Given a integers x = 1, you have to apply Q (Q ≤ 100000) operations: Multiply, Divide.
Input
First line of the input file contains an integer T(0 < T ≤ 10) that indicates how many cases of inputs are there.
The description of each case is given below:
The first line contains two integers Q and M. The next Q lines contains the operations in ith line following form:
M yi: x = x * yi.
N di: x = x / ydi.
It’s ensure that di is different.
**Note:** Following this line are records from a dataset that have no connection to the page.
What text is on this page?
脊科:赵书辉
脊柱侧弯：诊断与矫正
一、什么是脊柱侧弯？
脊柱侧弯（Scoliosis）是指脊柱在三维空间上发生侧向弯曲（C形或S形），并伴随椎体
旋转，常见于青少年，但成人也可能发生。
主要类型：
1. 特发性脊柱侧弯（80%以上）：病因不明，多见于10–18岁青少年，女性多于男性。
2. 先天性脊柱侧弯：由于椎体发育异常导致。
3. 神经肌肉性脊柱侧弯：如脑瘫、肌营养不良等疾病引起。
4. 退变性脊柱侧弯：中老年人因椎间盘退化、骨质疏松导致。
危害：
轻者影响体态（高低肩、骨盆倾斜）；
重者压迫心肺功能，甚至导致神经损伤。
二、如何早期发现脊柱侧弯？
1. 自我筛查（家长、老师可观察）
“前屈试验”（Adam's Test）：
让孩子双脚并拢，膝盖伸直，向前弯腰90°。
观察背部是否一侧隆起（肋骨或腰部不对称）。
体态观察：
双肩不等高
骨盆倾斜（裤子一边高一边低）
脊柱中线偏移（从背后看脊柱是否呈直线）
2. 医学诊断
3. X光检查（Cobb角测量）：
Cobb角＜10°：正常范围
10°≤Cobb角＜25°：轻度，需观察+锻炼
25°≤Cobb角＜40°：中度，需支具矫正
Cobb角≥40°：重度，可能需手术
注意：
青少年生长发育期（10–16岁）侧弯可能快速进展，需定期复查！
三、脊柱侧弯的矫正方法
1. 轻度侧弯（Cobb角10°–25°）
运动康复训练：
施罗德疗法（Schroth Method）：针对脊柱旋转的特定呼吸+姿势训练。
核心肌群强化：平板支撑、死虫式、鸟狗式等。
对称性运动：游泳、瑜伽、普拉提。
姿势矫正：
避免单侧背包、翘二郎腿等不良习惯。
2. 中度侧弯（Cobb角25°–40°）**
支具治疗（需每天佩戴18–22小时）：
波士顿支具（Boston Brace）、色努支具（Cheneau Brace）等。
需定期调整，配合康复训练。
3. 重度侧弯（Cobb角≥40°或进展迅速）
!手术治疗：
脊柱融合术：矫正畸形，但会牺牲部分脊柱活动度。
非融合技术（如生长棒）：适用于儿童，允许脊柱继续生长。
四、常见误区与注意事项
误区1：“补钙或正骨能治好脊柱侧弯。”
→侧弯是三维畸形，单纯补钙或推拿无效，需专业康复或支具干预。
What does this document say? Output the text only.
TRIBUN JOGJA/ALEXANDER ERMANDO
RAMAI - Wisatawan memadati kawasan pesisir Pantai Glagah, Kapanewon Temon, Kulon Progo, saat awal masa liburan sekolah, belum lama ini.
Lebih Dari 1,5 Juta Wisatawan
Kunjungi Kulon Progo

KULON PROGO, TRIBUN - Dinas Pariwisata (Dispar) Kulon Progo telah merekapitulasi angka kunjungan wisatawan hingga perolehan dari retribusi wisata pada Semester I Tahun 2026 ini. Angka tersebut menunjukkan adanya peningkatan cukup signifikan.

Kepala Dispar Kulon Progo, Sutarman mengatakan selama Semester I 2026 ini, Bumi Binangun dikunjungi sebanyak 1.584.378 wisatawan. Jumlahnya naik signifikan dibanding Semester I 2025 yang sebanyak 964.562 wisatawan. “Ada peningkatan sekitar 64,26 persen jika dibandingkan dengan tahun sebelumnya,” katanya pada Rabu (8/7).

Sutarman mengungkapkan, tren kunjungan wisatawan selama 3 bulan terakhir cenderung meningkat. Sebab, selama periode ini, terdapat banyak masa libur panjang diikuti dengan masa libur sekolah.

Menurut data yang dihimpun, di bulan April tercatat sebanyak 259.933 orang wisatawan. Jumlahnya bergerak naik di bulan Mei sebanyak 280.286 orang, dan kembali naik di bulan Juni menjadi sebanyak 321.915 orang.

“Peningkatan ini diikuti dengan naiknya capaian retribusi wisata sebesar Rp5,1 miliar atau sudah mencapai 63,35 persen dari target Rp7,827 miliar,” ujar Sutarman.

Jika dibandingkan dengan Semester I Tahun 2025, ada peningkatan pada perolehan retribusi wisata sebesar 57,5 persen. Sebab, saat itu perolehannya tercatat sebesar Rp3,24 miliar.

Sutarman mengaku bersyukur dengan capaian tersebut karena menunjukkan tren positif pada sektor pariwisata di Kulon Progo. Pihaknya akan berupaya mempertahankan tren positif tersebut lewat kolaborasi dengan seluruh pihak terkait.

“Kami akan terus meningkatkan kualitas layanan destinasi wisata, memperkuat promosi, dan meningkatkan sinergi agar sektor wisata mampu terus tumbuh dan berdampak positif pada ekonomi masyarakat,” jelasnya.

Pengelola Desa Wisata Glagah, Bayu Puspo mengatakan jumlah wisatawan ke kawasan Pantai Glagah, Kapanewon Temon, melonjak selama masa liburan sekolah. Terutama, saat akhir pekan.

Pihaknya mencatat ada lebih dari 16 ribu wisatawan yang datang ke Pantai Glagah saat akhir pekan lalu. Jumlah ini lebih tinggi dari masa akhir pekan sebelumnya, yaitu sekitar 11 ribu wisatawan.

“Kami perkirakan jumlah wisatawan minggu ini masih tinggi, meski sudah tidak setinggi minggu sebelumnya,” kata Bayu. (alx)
That means you can divide yi only once after yi came up.
0 < yi ≤ 10^9, M ≤ 10^9
Output
For each operation, print an integer (one per line) x % M.
Sample Input
1 10 1000000000 M 2 D 1 M 2 M 10 D 3 D 4 M 6 M 7 M 12 D 7
Sample Output
2 1 2 20 10 1 6 42 504 84
#include<cstdio>
#include<cstring>
#include<algorithm>
#include<iostream>
#include<string>
#include<vector>
#include<stack>
#include<bitset>
#include<cstdlib>
#include<cmath>
#include<set>
#include<list>
#include<deque>
#include<map>
#include<queue>
using namespace std;
typedef long long ll;
const double PI = acos(-1.0);
const double eps = 1e-6;
const int INF = 1000000000;
const int maxn = 1e5+1;
ll tree1[maxn*4];
ll value;
ll mod;
void update(int l,int r,int root,int k)
{
if(l==r)
{
tree1[root]=value;
return;
}
ll mid=(l+r)/2;
if(k<=mid)
update(l,mid,root*2,k);
else
update(mid+1,r,root*2+1,k);
tree1[root]=tree1[root*2]*tree1[root*2+1]%mod;
}
int main()
{
int t;
scanf("%d",&t);
while(t--)
{
int n;
int k;
scanf("%d %lld",&n,&mod);
char s[100];
for(ll i=1; i<=maxn*4; i++)
tree1[i]=1;
for(int i=1; i<=n; i++)
{
scanf("%s",s);
scanf("%d",&k);
if(s[0]=='M')
{
value=k;
update(1,maxn,1,i);
}
else
{
value=1;
update(1,maxn,1,k);
}
printf("%lld\n",tree1[1]);
}
}
return 0;
}